Gernika El País editorial 27/04/2007. This is about a current controversy involving Gernika. The town is located in the Basque country, which has a history of separatism that is particularly strong among conservative Catholics. Juan José Ibarretxe, the head of the Basque provincial government, has demanded that the government of Spain officially apologize for the bombing as the German government did a decade ago.
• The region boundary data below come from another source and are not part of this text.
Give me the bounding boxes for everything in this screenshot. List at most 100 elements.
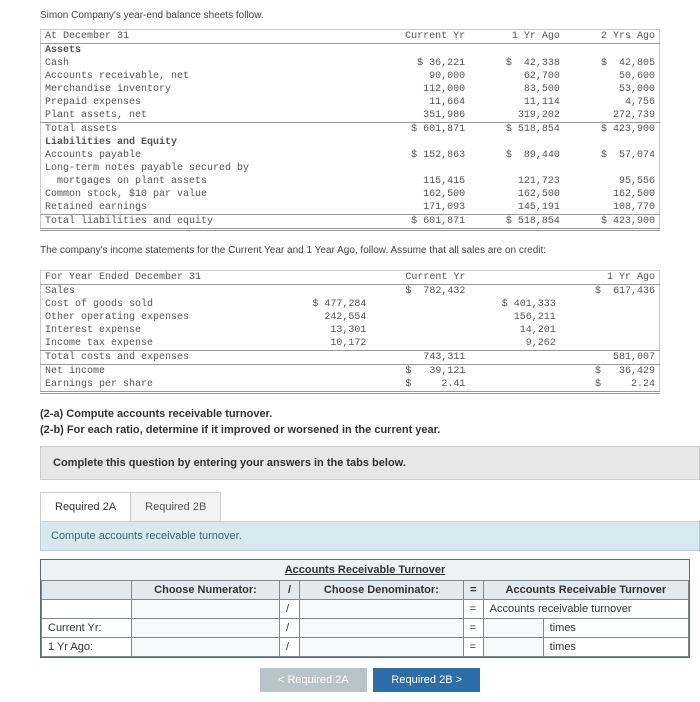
eq: = — [463, 600, 483, 619]
cell — [469, 162, 564, 175]
cell: 351,986 — [365, 109, 469, 123]
assets-label: Assets — [41, 44, 660, 58]
bs-col-0: Current Yr — [365, 30, 469, 44]
cell: 581,007 — [560, 351, 660, 365]
cell: 162,500 — [469, 188, 564, 201]
sub-instruction: Compute accounts receivable turnover. — [40, 522, 700, 551]
cell: $ 518,854 — [469, 123, 564, 137]
cell: $ 601,871 — [365, 123, 469, 137]
row: Income tax expense — [41, 337, 281, 351]
cell: $ 57,074 — [564, 149, 660, 162]
cell: $ 518,854 — [469, 215, 564, 230]
cell: 90,000 — [365, 70, 469, 83]
is-col-1: 1 Yr Ago — [469, 271, 659, 285]
row: Prepaid expenses — [41, 96, 366, 109]
times-label: times — [543, 619, 688, 638]
numerator-input-current[interactable] — [132, 619, 280, 638]
cell: $ 601,871 — [365, 215, 469, 230]
denominator-select-0[interactable] — [300, 600, 464, 619]
cell: $ 42,805 — [564, 57, 660, 70]
cell: $ 2.41 — [370, 378, 469, 393]
row0-label — [42, 600, 132, 619]
row: Cash — [41, 57, 366, 70]
prev-button[interactable]: < Required 2A — [260, 668, 367, 692]
total-assets-label: Total assets — [41, 123, 366, 137]
row: Accounts payable — [41, 149, 366, 162]
cell: 83,500 — [469, 83, 564, 96]
numerator-input-1yr[interactable] — [132, 638, 280, 657]
cell — [564, 162, 660, 175]
net-income-label: Net income — [41, 365, 281, 379]
blank-hdr — [42, 581, 132, 600]
cell: 319,202 — [469, 109, 564, 123]
income-stmt-table: For Year Ended December 31 Current Yr 1 … — [40, 270, 660, 394]
tab-required-2a[interactable]: Required 2A — [40, 492, 131, 521]
balance-sheet-table: At December 31 Current Yr 1 Yr Ago 2 Yrs… — [40, 29, 660, 231]
slash: / — [280, 600, 300, 619]
tabs-row: Required 2A Required 2B — [40, 492, 700, 522]
cell: 242,554 — [280, 311, 370, 324]
question-2b: (2-b) For each ratio, determine if it im… — [40, 424, 700, 436]
cell: 112,000 — [365, 83, 469, 96]
next-button[interactable]: Required 2B > — [373, 668, 480, 692]
tab-required-2b[interactable]: Required 2B — [130, 492, 221, 521]
row: Interest expense — [41, 324, 281, 337]
cell: $ 423,900 — [564, 215, 660, 230]
cell: $ 617,436 — [560, 285, 660, 299]
cell: $ 42,338 — [469, 57, 564, 70]
row0-result: Accounts receivable turnover — [483, 600, 688, 619]
row: Merchandise inventory — [41, 83, 366, 96]
is-header-label: For Year Ended December 31 — [41, 271, 281, 285]
row: Long-term notes payable secured by — [41, 162, 366, 175]
cell: 156,211 — [469, 311, 559, 324]
cell: 145,191 — [469, 201, 564, 215]
cell: 272,739 — [564, 109, 660, 123]
bs-col-2: 2 Yrs Ago — [564, 30, 660, 44]
cell: 62,700 — [469, 70, 564, 83]
cell: 121,723 — [469, 175, 564, 188]
is-col-0: Current Yr — [280, 271, 469, 285]
cell: 53,000 — [564, 83, 660, 96]
eq-hdr: = — [463, 581, 483, 600]
cell: 743,311 — [370, 351, 469, 365]
row: Common stock, $10 par value — [41, 188, 366, 201]
total-costs-label: Total costs and expenses — [41, 351, 281, 365]
instruction-bar: Complete this question by entering your … — [40, 446, 700, 480]
row: Cost of goods sold — [41, 298, 281, 311]
cell: $ 423,900 — [564, 123, 660, 137]
eq: = — [463, 638, 483, 657]
cell: 11,114 — [469, 96, 564, 109]
result-input-1yr[interactable] — [483, 638, 543, 657]
row: Other operating expenses — [41, 311, 281, 324]
turnover-worksheet: Accounts Receivable Turnover Choose Nume… — [40, 559, 690, 658]
numerator-select-0[interactable] — [132, 600, 280, 619]
cell: $ 152,863 — [365, 149, 469, 162]
cell: $ 2.24 — [560, 378, 660, 393]
cell: $ 36,429 — [560, 365, 660, 379]
question-2a: (2-a) Compute accounts receivable turnov… — [40, 408, 700, 420]
cell: 10,172 — [280, 337, 370, 351]
intro-text: Simon Company's year-end balance sheets … — [40, 10, 700, 21]
cell — [365, 162, 469, 175]
narrative-text: The company's income statements for the … — [40, 245, 700, 256]
row: Plant assets, net — [41, 109, 366, 123]
denominator-input-1yr[interactable] — [300, 638, 464, 657]
result-hdr: Accounts Receivable Turnover — [483, 581, 688, 600]
cell: $ 89,440 — [469, 149, 564, 162]
slash: / — [280, 619, 300, 638]
denominator-hdr: Choose Denominator: — [300, 581, 464, 600]
cell: 9,262 — [469, 337, 559, 351]
slash: / — [280, 638, 300, 657]
cell: 11,664 — [365, 96, 469, 109]
cell: 50,600 — [564, 70, 660, 83]
times-label: times — [543, 638, 688, 657]
cell: 95,556 — [564, 175, 660, 188]
cell: 4,756 — [564, 96, 660, 109]
cell: 13,301 — [280, 324, 370, 337]
bs-col-1: 1 Yr Ago — [469, 30, 564, 44]
cell: $ 477,284 — [280, 298, 370, 311]
result-input-current[interactable] — [483, 619, 543, 638]
row: Accounts receivable, net — [41, 70, 366, 83]
denominator-input-current[interactable] — [300, 619, 464, 638]
cell: $ 782,432 — [370, 285, 469, 299]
But, the editorial says, "la Guerra Civil no fue una lucha entre España y Euskadi, en contra de lo que muchos nacionalistas vascos se obstinan en proclamar." (The Civil War was not a fight between Spain and Euskadi [the area's name in the Basque language], despite what many Basque nationalists obstinately proclaim.")

¿Quién tiene que pedir perdón por Gernika? de Pablo Sanz Yagüe El País 27/04/2007, an opinion piece on the same subject.

Gernika pide la paz como "valor supremo" de Alberto Uriona El País 27/04/2007. Alberto Uriona writes, "Gernika se convirtió ayer en un foco mundial de reivindicación de la paz." ("Yesterday, Guernica became a world focus for rededication to peace.")

Gernika, capital mundial de la paz El País 26/04/2007:

Gernika es hoy la capital mundial de la paz. A primera hora de la mañana se han reunido en el Ayuntamiento los alcaldes de varias ciudades que sufrieron bombardeos durante la II Guerra Mundial: Hiroshima (Japón), Hamburgo, Pforzheim y Desdre (Alemania), Volgogrado y Stalingrado (Rusia) y Varsovia (Polonia).

[Guernica today is the world capital of peace. At the first hour of the morning, the mayors of various cities that suffered bombing during the Second World War met in the Ayuntamiento: Hiroshima (Japan), Hamburg, Pforzheim and Dresden (Germany), Volgograd and Stalingrad (Russia) and Warsaw (Poland).]
PSOE e IU desbloquean la Ley de la Memoria Histórica al acordar la ilegitimidad de las sentencias durante el franquismo Cadena Ser 19-04-2007.